Bouffe et malbouffe - La patate perd du terrain

Photo: Agence Reuters

Le paradoxe du consommateur vient encore de frapper, faisant cette fois-ci une nouvelle victime: la pomme de terre, dont la baisse de popularité laisse désormais une place plus importante dans les paniers d'épicerie à d'autres aliments largement plus délétères lorsqu'on en abuse.

Les signes ne trompent pas: pour la saison 2004, les agriculteurs ont en effet tourné le dos à cet aliment traditionnel qui fait saliver les hommes et désole tellement les femmes, adeptes du légume vert. Avec, à la clé, une diminution de l'espace agricole consacré à l'ensemencement du tubercule. Une première depuis 16 ans, a annoncé Statistique Canada la semaine dernière.

La bonne vieille patate perd du terrain. Au Canada, la superficie où elle prenait naturellement racine est cette année en baisse de 4 %. Au Québec, le recul, lui, se chiffre à 5 %, annonçant du même coup le début d'une tendance qui pourrait bien être là pour rester, à cause de la diminution «des volumes des contrats pour la transformation» et le «faible prix reçu en marché ouvert en 2003», expliquent les spécialistes fédéraux de la quantification des comportements.

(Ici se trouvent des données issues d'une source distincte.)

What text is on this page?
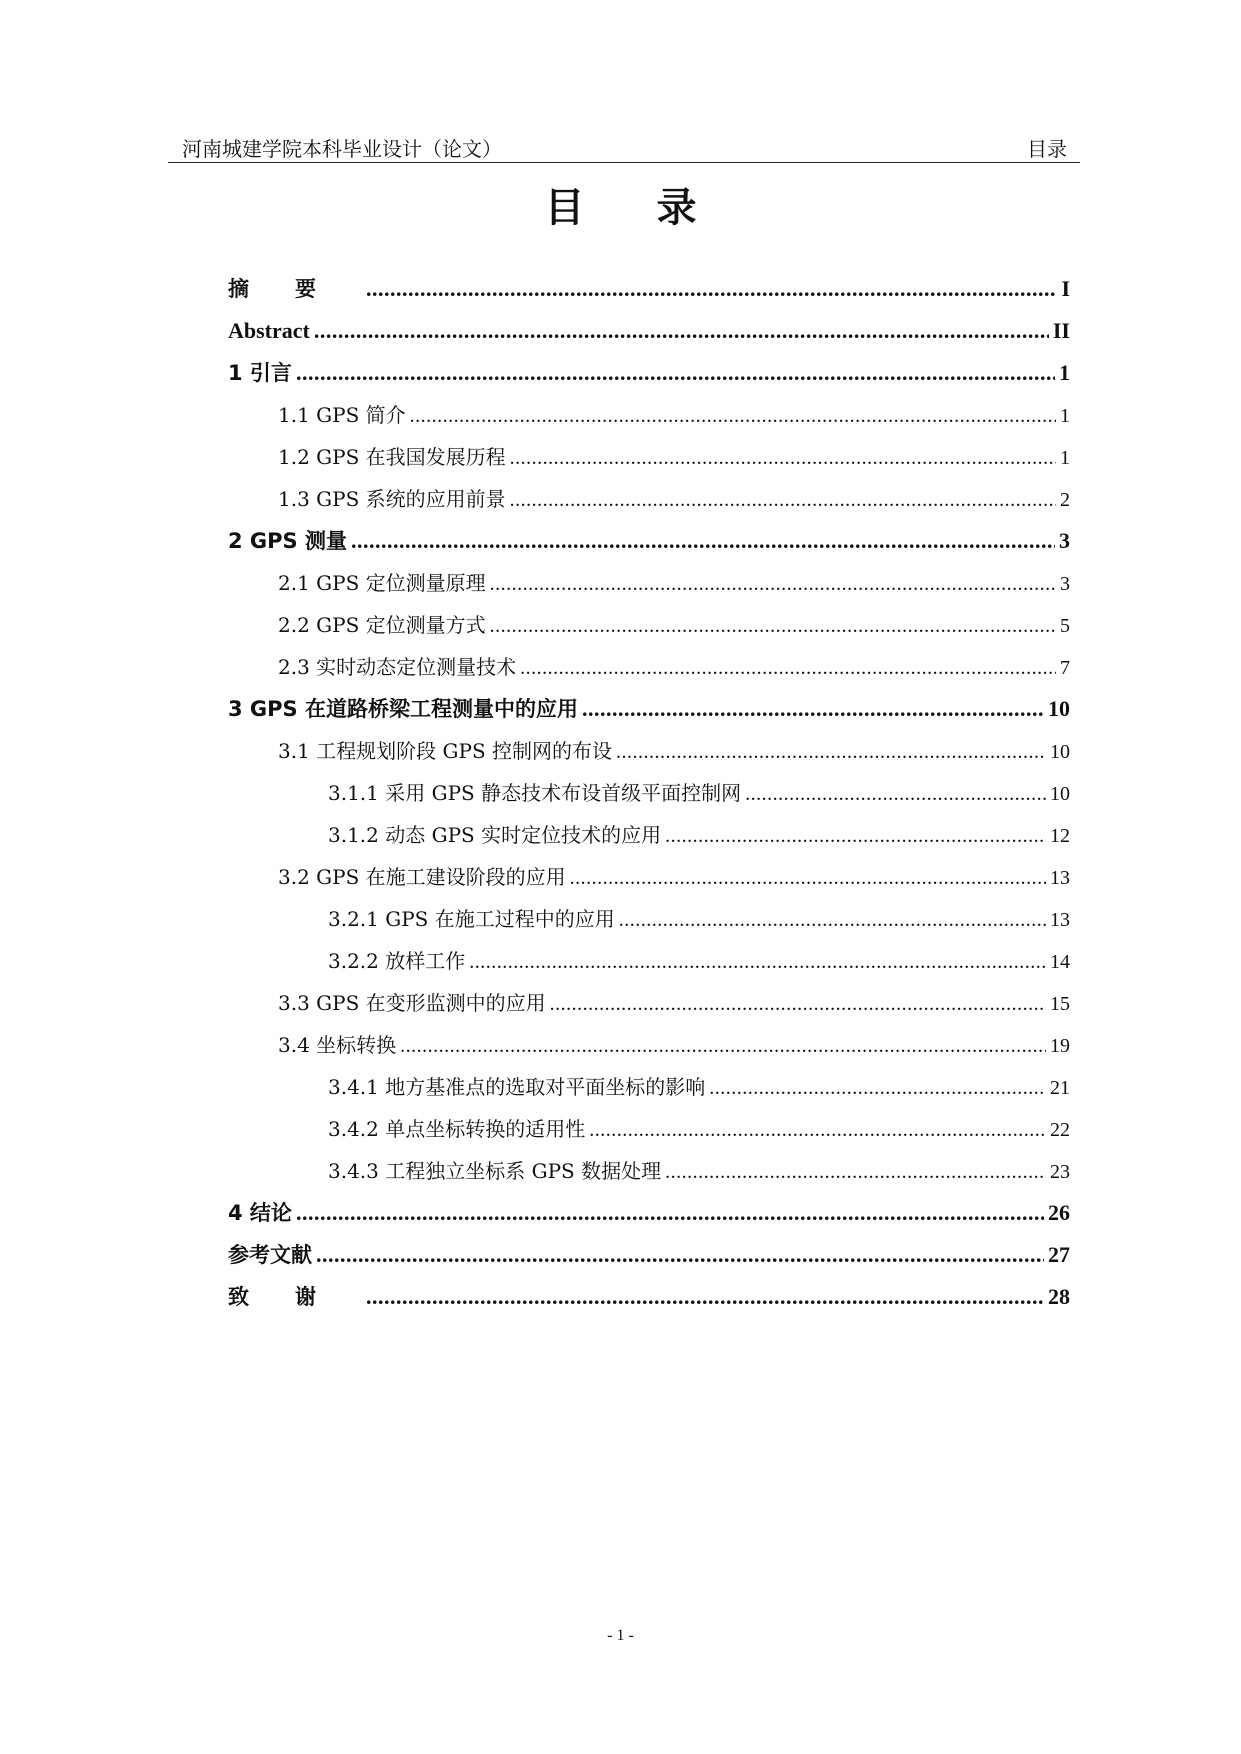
河南城建学院本科毕业设计（论文）	目录
目录
摘要 .....	I
Abstract .....	II
1 引言 .....	1
1.1 GPS 简介 .....	1
1.2 GPS 在我国发展历程 .....	1
1.3 GPS 系统的应用前景 .....	2
2 GPS 测量 .....	3
2.1 GPS 定位测量原理 .....	3
2.2 GPS 定位测量方式 .....	5
2.3 实时动态定位测量技术 .....	7
3 GPS 在道路桥梁工程测量中的应用 .....	10
3.1 工程规划阶段 GPS 控制网的布设 .....	10
3.1.1 采用 GPS 静态技术布设首级平面控制网 .....	10
3.1.2 动态 GPS 实时定位技术的应用 .....	12
3.2 GPS 在施工建设阶段的应用 .....	13
3.2.1 GPS 在施工过程中的应用 .....	13
3.2.2 放样工作 .....	14
3.3 GPS 在变形监测中的应用 .....	15
3.4 坐标转换 .....	19
3.4.1 地方基准点的选取对平面坐标的影响 .....	21
3.4.2 单点坐标转换的适用性 .....	22
3.4.3 工程独立坐标系 GPS 数据处理 .....	23
4 结论 .....	26
参考文献 .....	27
致谢 .....	28
- 1 -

Normal. Attaquée à droite par les diètes — dont l'efficacité est discutable — à faible teneur en glucides, malmenée à gauche par la guerre ouverte menée contre les graisses trans, dont les huiles de friture et les croustilles regorgent généralement, la pomme de terre n'est plus la bienvenue sur les tables des consommateurs québécois. Ni dans leur planification des repas pris sur le pouce.

La mise au rancart des Russets, Idaho et autres Yukon Gold était prévisible. Simple question de santé, thème qui préoccupe de plus en plus les consommateurs.

Et pourtant, tout en repoussant du revers d'une main le précurseur des patates pilées ou du cipaille, le gastronome québécois poursuit naturellement sur sa lancée en prenant dans l'autre main, une fois rendu dans les allées d'une épicerie, tous ces aliments transformés qui, préviennent les diététistes, sont bien plus dommageables qu'une pomme de terre lorsqu'on en consomme à outrance.

Certes, dans les dernières années, les pommes fraîches — qui font fuir le médecin pour toujours, paraît-il —, l'huile d'olive, les pains de blé entier de même que les boissons à base de canneberge ont connu, au rayon des habitudes alimentaires, une très forte croissance au Québec. Au grand plaisir des cardiologues et autres pourfendeurs de la surcharge pondérale. Mais ces produits ne sont pas les seuls à séduire.

En effet, selon le document Dépenses alimentaires des Québécois, une analyse des comportements faite par le ministère de l'Agriculture, des Pêcheries et de l'Alimentation du Québec (MAPAQ), la dernière décennie a également été celle des repas surgelés, célèbres pour leur forte teneur en graisses et en sel — deux ingrédients bon marché qui ont également l'avantage d'allonger la durée de vie du produit en tablette tout en masquant certains goûts.

Déclinées sous forme de macaroni, de lasagne ou de poulet aux petits légumes, ces «solutions repas», très de leur époque, s'accompagnent aussi dans le panier des ménages d'une proportion croissante de boissons gazeuses, de colorants à café aromatisés — un des produits qui, de 2001 à 2002, a connu la plus forte croissance en valeur de vente: +285 % —, de pizzas, elles aussi congelées (+11 %), ou encore de saucisses fumées préemballées (+4 %), qui étrangement semblent moins indésirables que la pomme de terre.

Alors que les portes de congélateur dans les épiceries se multiplient, comme les problèmes de poids dans la société, d'ailleurs, les consommateurs du Québec jettent également de plus en plus leur dévolu sur les jus de fruits frais, le lait biologique ou encore le tofu, font remarquer les fonctionnaires du MAPAQ, brossant au passage un portrait plus que paradoxal des habitudes alimentaires dans notre coin de pays.

Poussée par le besoin très contemporain de bien s'alimenter, mais aussi par le manque de temps et la perte des habiletés culinaires chez une bonne frange de la société, la chose est d'ailleurs loin d'être étonnante. Contrairement à l'anathème qui frappe désormais la pomme de terre.